In these situations would help to look at some of following metrics
Server:
Persistence latencies:
histogram_quantile(0.95, sum(rate(persistence_latency_bucket{}[1m])) by (operation, le))
Sync match rate
sum(rate(poll_success_sync{}[1m])) / sum(rate(poll_success{}[1m]))
and
sum(rate(persistence_requests{operation=“CreateTask”}[1m]))
which an both be good indication of not having enough workers on your end.
Lock contention:
histogram_quantile(0.99, sum(rate(cache_latency_bucket{operation=“HistoryCacheGetOrCreate”}[1m])) by (le))
which can be good indication to restructure your workflow code (for example not start too many activities/child workflows in a very short amount on time)
Could start from this and if you can share we can go from there.
@tihomir I see the a lot of these errors, could this be the reason?
Most of the errors are of this type
component:transfer-queue-processor
error:"context deadline exceeded"
Then there are below errors in moderate amount
"service failures",
error:"GetWorkflowExecution: failed to get timer info.
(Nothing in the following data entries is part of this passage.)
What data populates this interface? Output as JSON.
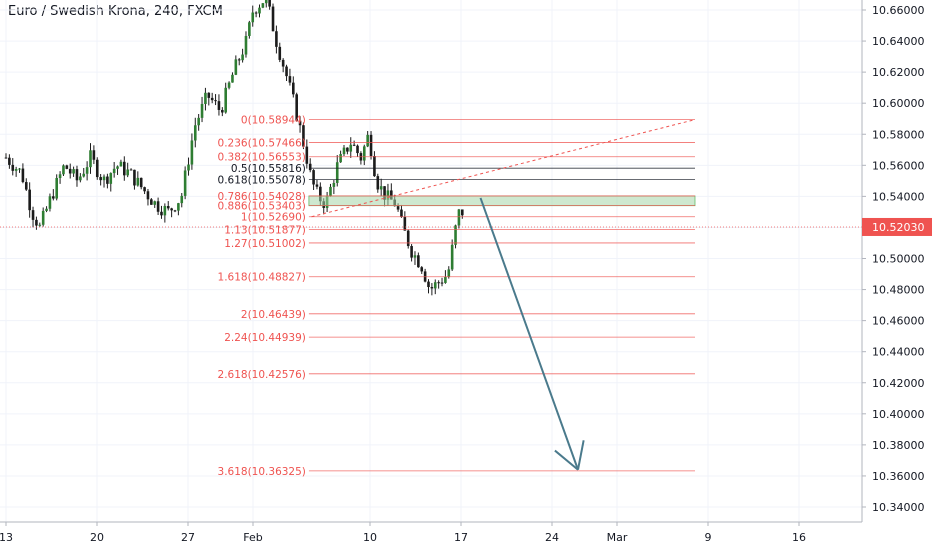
{
  "chart_data": {
    "type": "candlestick",
    "title": "Euro / Swedish Krona, 240, FXCM",
    "ylim": [
      10.33,
      10.67
    ],
    "y_ticks": [
      "10.66000",
      "10.64000",
      "10.62000",
      "10.60000",
      "10.58000",
      "10.56000",
      "10.54000",
      "10.52000",
      "10.50000",
      "10.48000",
      "10.46000",
      "10.44000",
      "10.42000",
      "10.40000",
      "10.38000",
      "10.36000",
      "10.34000"
    ],
    "y_tick_values": [
      10.66,
      10.64,
      10.62,
      10.6,
      10.58,
      10.56,
      10.54,
      10.52,
      10.5,
      10.48,
      10.46,
      10.44,
      10.42,
      10.4,
      10.38,
      10.36,
      10.34
    ],
    "x_ticks": [
      {
        "label": "13",
        "day": 0
      },
      {
        "label": "20",
        "day": 7
      },
      {
        "label": "27",
        "day": 14
      },
      {
        "label": "Feb",
        "day": 19
      },
      {
        "label": "10",
        "day": 28
      },
      {
        "label": "17",
        "day": 35
      },
      {
        "label": "24",
        "day": 42
      },
      {
        "label": "Mar",
        "day": 47
      },
      {
        "label": "9",
        "day": 54
      },
      {
        "label": "16",
        "day": 61
      }
    ],
    "x_range_days": [
      0,
      62.5
    ],
    "current_price": {
      "label": "10.52030",
      "value": 10.5203,
      "color": "#ef5350"
    },
    "close_path": [
      [
        0,
        10.565
      ],
      [
        1.2,
        10.555
      ],
      [
        2,
        10.53
      ],
      [
        2.6,
        10.52
      ],
      [
        3.5,
        10.54
      ],
      [
        4.5,
        10.56
      ],
      [
        5.5,
        10.55
      ],
      [
        6.5,
        10.565
      ],
      [
        7.5,
        10.55
      ],
      [
        8.5,
        10.56
      ],
      [
        9.5,
        10.555
      ],
      [
        10.5,
        10.545
      ],
      [
        11.5,
        10.535
      ],
      [
        12.5,
        10.53
      ],
      [
        13.5,
        10.54
      ],
      [
        14.5,
        10.585
      ],
      [
        15.5,
        10.605
      ],
      [
        16.5,
        10.595
      ],
      [
        17.5,
        10.62
      ],
      [
        18.5,
        10.64
      ],
      [
        19,
        10.66
      ],
      [
        20,
        10.668
      ],
      [
        20.8,
        10.64
      ],
      [
        21.5,
        10.62
      ],
      [
        22.3,
        10.595
      ],
      [
        23,
        10.57
      ],
      [
        23.5,
        10.55
      ],
      [
        24,
        10.54
      ],
      [
        24.6,
        10.535
      ],
      [
        25.5,
        10.56
      ],
      [
        26.5,
        10.575
      ],
      [
        27.3,
        10.565
      ],
      [
        27.9,
        10.58
      ],
      [
        28.5,
        10.55
      ],
      [
        29.2,
        10.54
      ],
      [
        30,
        10.535
      ],
      [
        30.5,
        10.52
      ],
      [
        31.2,
        10.505
      ],
      [
        32,
        10.495
      ],
      [
        32.6,
        10.48
      ],
      [
        33.3,
        10.485
      ],
      [
        34,
        10.49
      ],
      [
        34.6,
        10.52
      ],
      [
        35,
        10.535
      ],
      [
        35.3,
        10.52
      ]
    ],
    "fib": {
      "levels": [
        {
          "label": "0(10.58944)",
          "value": 10.58944,
          "color": "#ef5350"
        },
        {
          "label": "0.236(10.57466)",
          "value": 10.57466,
          "color": "#ef5350"
        },
        {
          "label": "0.382(10.56553)",
          "value": 10.56553,
          "color": "#ef5350"
        },
        {
          "label": "0.5(10.55816)",
          "value": 10.55816,
          "color": "#131722"
        },
        {
          "label": "0.618(10.55078)",
          "value": 10.55078,
          "color": "#131722"
        },
        {
          "label": "0.786(10.54028)",
          "value": 10.54028,
          "color": "#ef5350"
        },
        {
          "label": "0.886(10.53403)",
          "value": 10.53403,
          "color": "#ef5350"
        },
        {
          "label": "1(10.52690)",
          "value": 10.5269,
          "color": "#ef5350"
        },
        {
          "label": "1.13(10.51877)",
          "value": 10.51877,
          "color": "#ef5350"
        },
        {
          "label": "1.27(10.51002)",
          "value": 10.51002,
          "color": "#ef5350"
        },
        {
          "label": "1.618(10.48827)",
          "value": 10.48827,
          "color": "#ef5350"
        },
        {
          "label": "2(10.46439)",
          "value": 10.46439,
          "color": "#ef5350"
        },
        {
          "label": "2.24(10.44939)",
          "value": 10.44939,
          "color": "#ef5350"
        },
        {
          "label": "2.618(10.42576)",
          "value": 10.42576,
          "color": "#ef5350"
        },
        {
          "label": "3.618(10.36325)",
          "value": 10.36325,
          "color": "#ef5350"
        }
      ],
      "start_day": 23.3,
      "end_day": 53,
      "zone_from": 10.534,
      "zone_to": 10.5403,
      "zone_color": "#a5d6a7",
      "trend_from": [
        23.5,
        10.5269
      ],
      "trend_to": [
        53,
        10.58944
      ]
    },
    "arrow": {
      "from": [
        36.5,
        10.539
      ],
      "to": [
        44,
        10.364
      ],
      "color": "#4a7a8c"
    },
    "colors": {
      "up": "#26a69a",
      "down": "#ef5350",
      "body_up": "#2e7d32",
      "body_down": "#1b1b1b",
      "fib_line": "#ef5350",
      "grid": "#f0f3fa"
    }
  }
}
Error: Failed to get timer info. Error: context deadline exceeded"
----
"Update workflow execution operation failed.",
error: "context deadline exceeded"
----
"Operation failed with internal error."
error: "GetWorkflowExecution: failed to get timer info. Error: Failed to get timer info. Error: context deadline exceeded"
So looks as there is a timeout (“context deadline exceeded”) on trying to get data from timer_info_maps table. If transient think can be ignored.
Were you able to run the persistence latencies Grafana query by chance?